İçi boş hayranlık hâlinin karşısındaki zorunlu ve gönülsüz birliktelik hâlinin ardında ise yalnızca bireyi, bireyin içsel birtakım yaşantılarını toplumsal ve politik olandan kopuk, en vahimi ise, kurgu, biçim ve üslup gibi temel kavramları deyim yerindeyse katlederek “anlatma” yalanı yer alıyor. Yalan, çünkü bu şekilde ne birey anlatılabilir ne de bireyin içsel yaşantıları. Yalanın karşısına şu teşhiri eklemek gerekiyor: Aslında yapılmak istenen bireyi, bireyin içsel dinamiklerini vb. anlatmak da değildir; yapılmak istenen, çürüyen salonlarda aşağıda tarif edeceğimiz kısa ama temel biçimiyle edebiyatı, yani tarihselliği, mücadeleyi ve insanı katletmektir. Bile isteye, farkında olarak…
Edebiyat, övgülerden, satış rakamlarından, kahveli fotoğraflardan ve “sektör”den çok daha fazlasıdır. Anlatanın tarihselliğini, konuya, kurguya, biçime ve daha pek çok başlığa yönelik tercihi içerir; dahası, okurun kendi tarihselliği ve okuma motivasyonunu izleyen tercihi ile yazarın tarihselliği ve yine yazarın çeşitli tercihleri arasında kurduğu etkileşimi de içermektedir. Bu kadar da değil. Edebiyat bu etkileşimin de tarihselliğidir. Yani, bu karşılıklı etkileşimden doğan ilişkilerin, birlikteliklerin toplumsal alanla ilişkisidir.
Günümüzün toplumsal alanı, baskıların, hukuksuzlukların, yoksulluğun, yolsuzluğun yani son kertede çürümüş bir düzenin alanıdır.

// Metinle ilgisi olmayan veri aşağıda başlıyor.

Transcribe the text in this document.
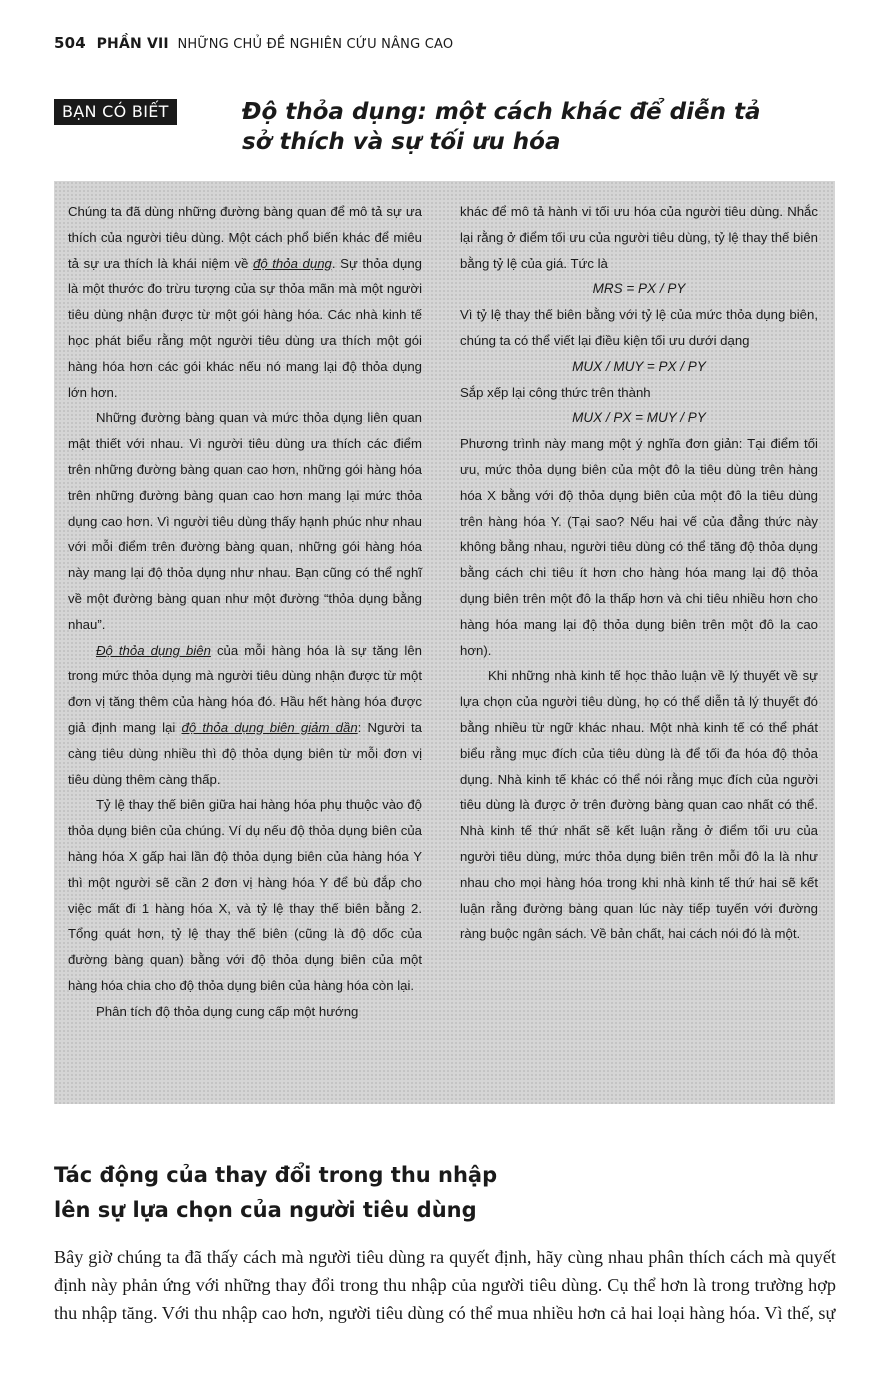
504 PHẦN VII NHỮNG CHỦ ĐỀ NGHIÊN CỨU NÂNG CAO
BẠN CÓ BIẾT	Độ thỏa dụng: một cách khác để diễn tả
sở thích và sự tối ưu hóa

Chúng ta đã dùng những đường bàng quan để mô tả sự ưa thích của người tiêu dùng. Một cách phổ biến khác để miêu tả sự ưa thích là khái niệm về độ thỏa dụng. Sự thỏa dụng là một thước đo trừu tượng của sự thỏa mãn mà một người tiêu dùng nhận được từ một gói hàng hóa. Các nhà kinh tế học phát biểu rằng một người tiêu dùng ưa thích một gói hàng hóa hơn các gói khác nếu nó mang lại độ thỏa dụng lớn hơn.

Những đường bàng quan và mức thỏa dụng liên quan mật thiết với nhau. Vì người tiêu dùng ưa thích các điểm trên những đường bàng quan cao hơn, những gói hàng hóa trên những đường bàng quan cao hơn mang lại mức thỏa dụng cao hơn. Vì người tiêu dùng thấy hạnh phúc như nhau với mỗi điểm trên đường bàng quan, những gói hàng hóa này mang lại độ thỏa dụng như nhau. Bạn cũng có thể nghĩ về một đường bàng quan như một đường “thỏa dụng bằng nhau”.

Độ thỏa dụng biên của mỗi hàng hóa là sự tăng lên trong mức thỏa dụng mà người tiêu dùng nhận được từ một đơn vị tăng thêm của hàng hóa đó. Hầu hết hàng hóa được giả định mang lại độ thỏa dụng biên giảm dần: Người ta càng tiêu dùng nhiều thì độ thỏa dụng biên từ mỗi đơn vị tiêu dùng thêm càng thấp.

Tỷ lệ thay thế biên giữa hai hàng hóa phụ thuộc vào độ thỏa dụng biên của chúng. Ví dụ nếu độ thỏa dụng biên của hàng hóa X gấp hai lần độ thỏa dụng biên của hàng hóa Y thì một người sẽ cần 2 đơn vị hàng hóa Y để bù đắp cho việc mất đi 1 hàng hóa X, và tỷ lệ thay thế biên bằng 2. Tổng quát hơn, tỷ lệ thay thế biên (cũng là độ dốc của đường bàng quan) bằng với độ thỏa dụng biên của một hàng hóa chia cho độ thỏa dụng biên của hàng hóa còn lại.

Phân tích độ thỏa dụng cung cấp một hướng

khác để mô tả hành vi tối ưu hóa của người tiêu dùng. Nhắc lại rằng ở điểm tối ưu của người tiêu dùng, tỷ lệ thay thế biên bằng tỷ lệ của giá. Tức là

MRS = PX / PY

Vì tỷ lệ thay thế biên bằng với tỷ lệ của mức thỏa dụng biên, chúng ta có thể viết lại điều kiện tối ưu dưới dạng

MUX / MUY = PX / PY

Sắp xếp lại công thức trên thành

MUX / PX = MUY / PY

Phương trình này mang một ý nghĩa đơn giản: Tại điểm tối ưu, mức thỏa dụng biên của một đô la tiêu dùng trên hàng hóa X bằng với độ thỏa dụng biên của một đô la tiêu dùng trên hàng hóa Y. (Tại sao? Nếu hai vế của đẳng thức này không bằng nhau, người tiêu dùng có thể tăng độ thỏa dụng bằng cách chi tiêu ít hơn cho hàng hóa mang lại độ thỏa dụng biên trên một đô la thấp hơn và chi tiêu nhiều hơn cho hàng hóa mang lại độ thỏa dụng biên trên một đô la cao hơn).

Khi những nhà kinh tế học thảo luận về lý thuyết về sự lựa chọn của người tiêu dùng, họ có thể diễn tả lý thuyết đó bằng nhiều từ ngữ khác nhau. Một nhà kinh tế có thể phát biểu rằng mục đích của tiêu dùng là để tối đa hóa độ thỏa dụng. Nhà kinh tế khác có thể nói rằng mục đích của người tiêu dùng là được ở trên đường bàng quan cao nhất có thể. Nhà kinh tế thứ nhất sẽ kết luận rằng ở điểm tối ưu của người tiêu dùng, mức thỏa dụng biên trên mỗi đô la là như nhau cho mọi hàng hóa trong khi nhà kinh tế thứ hai sẽ kết luận rằng đường bàng quan lúc này tiếp tuyến với đường ràng buộc ngân sách. Về bản chất, hai cách nói đó là một.

Tác động của thay đổi trong thu nhập
lên sự lựa chọn của người tiêu dùng
Bây giờ chúng ta đã thấy cách mà người tiêu dùng ra quyết định, hãy cùng nhau phân thích cách mà quyết định này phản ứng với những thay đổi trong thu nhập của người tiêu dùng. Cụ thể hơn là trong trường hợp thu nhập tăng. Với thu nhập cao hơn, người tiêu dùng có thể mua nhiều hơn cả hai loại hàng hóa. Vì thế, sự
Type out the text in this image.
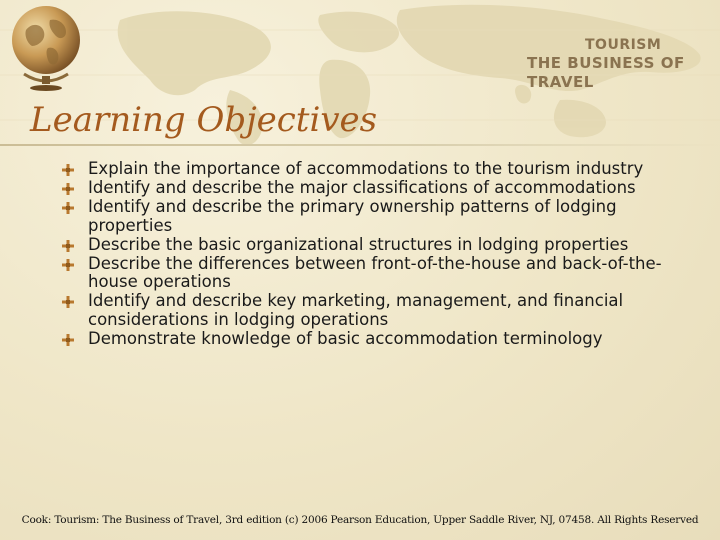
TOURISM
THE BUSINESS OF TRAVEL
Learning Objectives
Explain the importance of accommodations to the tourism industry
Identify and describe the major classifications of accommodations
Identify and describe the primary ownership patterns of lodging properties
Describe the basic organizational structures in lodging properties
Describe the differences between front-of-the-house and back-of-the-house operations
Identify and describe key marketing, management, and financial considerations in lodging operations
Demonstrate knowledge of basic accommodation terminology
Cook: Tourism: The Business of Travel, 3rd edition (c) 2006 Pearson Education, Upper Saddle River, NJ, 07458. All Rights Reserved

Bu çürümüş düzenden kurtulmanın yolu, edebiyatın katledildiği salonlardan geçmemektedir. Zira, düzen bütün çürümüşlüğüyle yine orada olacaktır. Çürümüş olandan kaçtığını ve kendilerine çerçeve bir dünya kurup “edebiyat yaptığını” sananlar, edebiyat tarihinde “salonlarda çürümenin portesi” başlığında anılmayı hak etmektedirler.
Söylenenin ve çoğunlukla kabul edilenin aksine, bu düzenden kurtulmanın yolunun edebiyatla ilişkisi, yarın değil, şimdi ve burada inşa edilebilir. Konu, biçim, üslup ve edebiyatın başkaca çeşitli kavramlarını esere tarihsel, teorik ve temellendirilebilir bir bakışla yerleştirerek, estetik olanı yarının güzelliklerine doğru giden bir mücadele içinde arayarak inşa edilebilir. Edilmelidir. Tarihimiz, bu inşanın temelini oluşturacaktır.